Intervention 1: Mustard GelDRUG

Gel obtained from Brassica nigra (Black Mustard) seeds will be used as pulpotomy medicament in primary molars placed over pulp stumps after coronal pulp amputation. Approximately 1mm of mustard gel will be applied and tooth will be sealed with permanent filling material.
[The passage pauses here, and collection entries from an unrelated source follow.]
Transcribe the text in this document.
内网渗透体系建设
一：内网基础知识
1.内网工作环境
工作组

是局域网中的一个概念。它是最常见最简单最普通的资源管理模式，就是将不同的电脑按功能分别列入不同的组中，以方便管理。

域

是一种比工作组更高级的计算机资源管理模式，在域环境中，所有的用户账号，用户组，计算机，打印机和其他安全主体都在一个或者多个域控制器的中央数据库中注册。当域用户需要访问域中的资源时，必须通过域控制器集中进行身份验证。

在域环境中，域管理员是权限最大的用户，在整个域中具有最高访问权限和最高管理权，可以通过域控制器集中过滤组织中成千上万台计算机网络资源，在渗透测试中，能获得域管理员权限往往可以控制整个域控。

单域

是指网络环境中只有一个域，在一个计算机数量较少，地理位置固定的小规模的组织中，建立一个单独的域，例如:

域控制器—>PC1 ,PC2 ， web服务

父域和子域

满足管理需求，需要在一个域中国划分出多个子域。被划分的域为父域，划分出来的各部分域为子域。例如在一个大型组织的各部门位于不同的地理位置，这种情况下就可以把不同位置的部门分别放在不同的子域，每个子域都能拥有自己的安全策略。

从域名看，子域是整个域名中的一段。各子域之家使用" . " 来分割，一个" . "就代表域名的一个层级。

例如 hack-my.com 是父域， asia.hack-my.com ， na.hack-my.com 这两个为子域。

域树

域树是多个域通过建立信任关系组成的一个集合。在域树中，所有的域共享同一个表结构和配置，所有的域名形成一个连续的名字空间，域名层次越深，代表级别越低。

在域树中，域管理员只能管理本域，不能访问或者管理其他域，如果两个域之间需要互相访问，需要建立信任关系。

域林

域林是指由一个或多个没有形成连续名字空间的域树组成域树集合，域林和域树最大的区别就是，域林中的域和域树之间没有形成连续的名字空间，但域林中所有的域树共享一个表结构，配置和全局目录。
Intervention 2 : Mineral Trioxide Aggregate (MTA)DRUG

MTA will be mixed according to manufacturer's instructions and placed over the pulp stumps to a thickness of 1-2 mm using an amalgam carrier. It will be compressed gently with damp cotton pellet, the restored with glass-ionomer cement.

Eligibility

Sex: ALLMin age: 6 YearsMax age: 8 Years

Medical Language ↔ Plain English

Inclusion Criteria: * healthy co-operative children 6-8 years old * primary molars with deep cavities and iatrogenic pulp exposure * clinically with no sign of spontaneous pain, sinus tract, tenderness to percussion, pathological mobility * radiographically with absence of periapical radiolucency, internal/external root resorption, furcal radiolucency * hemorrhage at the site of amputation controlled with 5 minutes * tooth should be vital with healthy peridontium * tooth should be restoreable Exclusion Criteria: * teeth without permanent successor * teeth with history of irreversible pulpitis * post amputation unsuccessful hemorrhage control even after 5 minutes * radiographic evidence of internal/external root resorption, furcal/periapical pathology * patients with drug allergies or systemic diseases * clinical signs of spontaneous pain, sinus tract, tenderness to percussion, pathological mobility

Outcomes

Primary Outcomes

Clinical and Radiographic success rate of Pulpotomy

The proportion of the teeth treated with pulpotomy that show clinical and radiographic success. Clinical success rate is defined as absence of pain, swelling, abscess or pathological mobility. Radiographic success is defined as absence of internal/external root resorption, furcal/periapical radiolucency or widened PDL space. assessment will be done using clinical examination and periapical radiographs.

Time frame: At 1 week, 1 month, 3 months post treatment.